Markets are fluid. They change in a million ways every day. Mills are hard to move. Mills can be mausoleums or monuments, as are those that line Ikeja, Lagos or Agbara, Ogun State, Nigeria. Mills are not fluid; they are not easily changeable. Markets want a fast response. Mills move slowly.
The road to profits, to marketing success, starts with the customer, the market. The most important factor success in business is having a customer. Markets make mills. Mills don’t make markets. Mills make what markets want. When a mill makes a product without having a market or makes what a market does not want, the results are (1) no mill revenue; (2) unsalable costly inventory; and (3) mill-a-bye-bye!
Mills and mill workers are the backbone of making things.

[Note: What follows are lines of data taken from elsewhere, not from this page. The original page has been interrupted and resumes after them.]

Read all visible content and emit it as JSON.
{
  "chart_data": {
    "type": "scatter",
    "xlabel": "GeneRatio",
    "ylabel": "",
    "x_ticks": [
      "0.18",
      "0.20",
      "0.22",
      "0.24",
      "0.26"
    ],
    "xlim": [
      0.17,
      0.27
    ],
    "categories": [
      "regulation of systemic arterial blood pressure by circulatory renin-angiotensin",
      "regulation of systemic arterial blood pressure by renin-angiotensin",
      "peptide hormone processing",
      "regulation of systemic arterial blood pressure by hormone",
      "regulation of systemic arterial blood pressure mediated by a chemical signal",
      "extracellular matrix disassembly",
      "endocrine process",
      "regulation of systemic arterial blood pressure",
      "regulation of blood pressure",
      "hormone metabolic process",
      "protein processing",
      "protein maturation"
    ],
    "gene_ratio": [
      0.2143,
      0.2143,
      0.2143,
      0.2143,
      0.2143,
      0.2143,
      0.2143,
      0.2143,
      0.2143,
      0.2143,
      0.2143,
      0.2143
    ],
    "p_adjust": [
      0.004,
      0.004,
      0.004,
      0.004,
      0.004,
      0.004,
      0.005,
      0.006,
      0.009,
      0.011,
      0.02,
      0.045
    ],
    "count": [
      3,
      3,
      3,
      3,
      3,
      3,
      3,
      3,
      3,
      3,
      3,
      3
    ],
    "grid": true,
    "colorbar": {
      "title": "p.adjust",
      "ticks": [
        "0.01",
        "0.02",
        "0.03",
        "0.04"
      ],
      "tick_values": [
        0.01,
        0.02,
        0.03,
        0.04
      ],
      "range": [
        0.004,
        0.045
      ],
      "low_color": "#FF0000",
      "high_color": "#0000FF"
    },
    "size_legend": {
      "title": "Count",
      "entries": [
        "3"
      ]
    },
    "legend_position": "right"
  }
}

But they do not inherently make money. If you own a mill, you should, as much as possible, treat it as a competitive outside supplier competing for your business on the basis of quality, cost, delivery, and service.
Markets––the consumers––are still buying cotton, and longtime cotton sellers are still selling cotton, but cotton mills are in mothballs.
Marketing superstars focus, focus, and focus on what their market wants. If delivering what the market wants depends on a mill, make sure it’s a marketing mill, not an old-fashioned manufacturing mill.
Markets, not mills, mean money in the cash register.